I like to say when things get weird, the weird go pro. I’m not talking Obama here. What I’m referring to is the under-the-radar fact that Time’s Man of the Year cover image is made by a punk-skater-guerrilla artist by the name of Shepard Fairey, the man who plastered America with Andre the Giant for the past 20 years or so. To learn more about how the poster and cover were conceived, I highly recommend viewing Time Magazine’s little video about the cover art (they don’t have an embed option, so I posted a CBS news piece above), featuring Fairey talking about guerrilla media and memes. Kinda weird to see such ideas boasted about at Time…Time “Henry Luce” Magazine, that is. I hope someone out there gets the historical significance of this.

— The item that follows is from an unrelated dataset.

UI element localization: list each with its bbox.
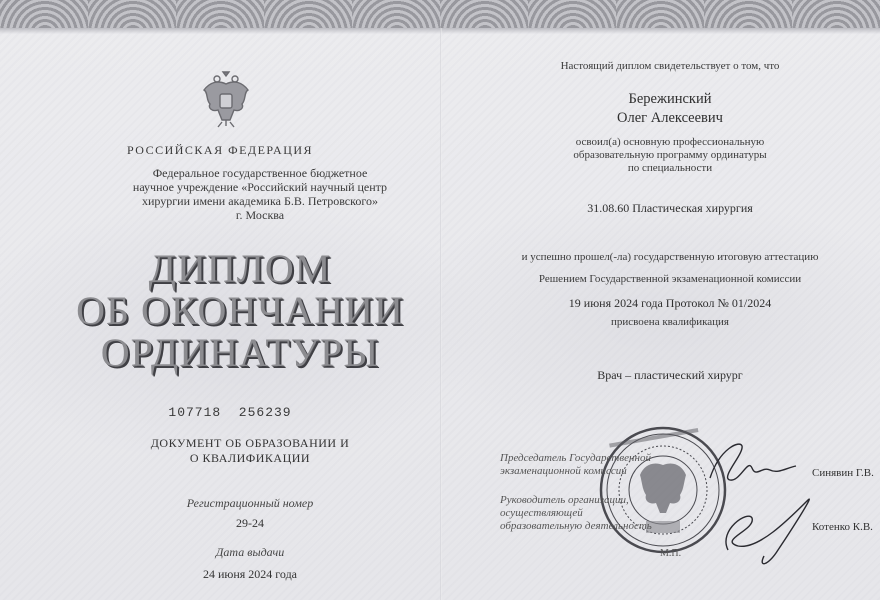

Michael Shaw, however, who blogs at BagNewsNotes, had a less-than appreciative take on the cover:
Besides TIME’s own Obama-envy and the blatant play to a younger demographic, the illustration, as much as anything, seems to telegraph Fairey’s own desire to cash in on the original artwork — another reason for the poster-within-the-poster on Obama’s collar just under his chin, not to mention the enormous dollar sign.
Based on Fairy’s description of his own process in the Time Magazine video linked above, I think Shaw is misreading the image. But me being an Gen Xer, I feel a need to defend a fellow tribester. Also, I’m a sucker for poster art, and this is as iconic as they get.




“Weird heroes and mold-breaking champions exist as living proof to those who need it that the tyranny of “the rat race” is not yet final.” Hunter S. Thompson — who also said that the weird turn pro.